QUANDO LA RAPIDITA’ BREVE DIVENTA…RESISTENZA ALLA RAPIDITA’:Abbiamo visto fin qui le forme “pure” di rapidità, quando le resistenze applicate risultano scarse o trascurabili, per chiudere il nostro argomento però occorre osservare anche le forme “complesse”, ovvero quando la forza in opposizione risulta più difficile da vincere, oppure ancora (caso più interessante per il podista) quando essa viene protratta nel tempo. E’ senz’altro il caso delle ripetute medio-brevi, ad esempio sui 200 o sui 400 metri. In particolar modo le seconde sono ripetute di tipo lattacido (lo vedremo meglio nell’articolo riguardante i meccanismi energetici) e sono forme tipiche di resistenza alla rapidità. Questa capacità consente all’atleta di mantenere per periodi di tempo anche superiori a quelli proposti velocità di corsa elevate, a velocità sub-massimali, con un alta componente coordinativa.
CONCLUSIONI:
Ci avviamo verso la conclusione e mi preme specificare che, quanto esposto qui sopra, ovviamente assuma un carattere maggiormente specifico per gli sprinter ad esempio, piuttosto che per i fondisti, ma vanno comunque tenuti in considerazione i benefici dell’allenamento della rapidità e va sempre ben tenuto a mente il principio di specificità, ovvero dell’analizzare la disciplina svolta ed allenare ciò che viene maggiormente sollecitato.

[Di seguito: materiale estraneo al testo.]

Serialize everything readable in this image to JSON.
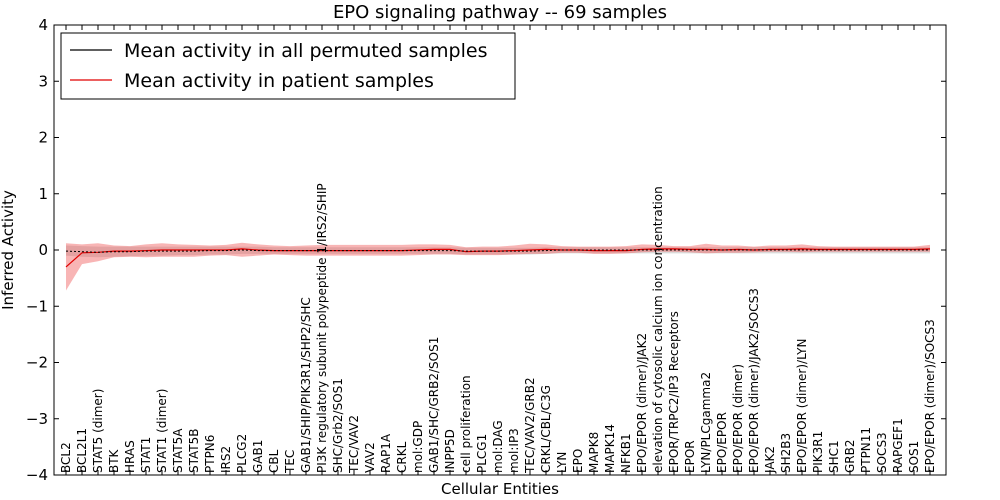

Sta quindi al coach, allenatore o preparatore atletico, chiamatelo come preferite, capire l’atleta che ha di fronte ed aiutarlo ad indirizzarsi verso ciò gli obiettivi che vuole raggiungere, senza cercare di stravolgere le proprie caratteristiche ad ogni costo. Siamo quindi arrivati a chiusura di questa “prima tappa” del nostro viaggio in ambito di metodologia dell’allenamento, dopo aver osservato la resistenza, la forza ed oggi la rapidità. Vi sarete certamente accorti, da lettori attenti quali siete, di come queste capacità spesso ritornino e sembrano interconnesse tra loro. Capisco non sia facile comprendere tutto questo al meglio per un individuo abituato ad allacciarsi le scarpe ed uscire “semplicemente” a correre ma, come in tutte le cose, è una questione di obiettivi che ci si pone e certamente saperne di più su questi argomenti non potrà far altro che aiutarvi a rendere la strada da percorrere verso il raggiungimento degli stessi, forse non meno impegnativa, ma certamente più redditizia.
“Il giovane cammina più dell’anziano, ma l’anziano conosce la strada”.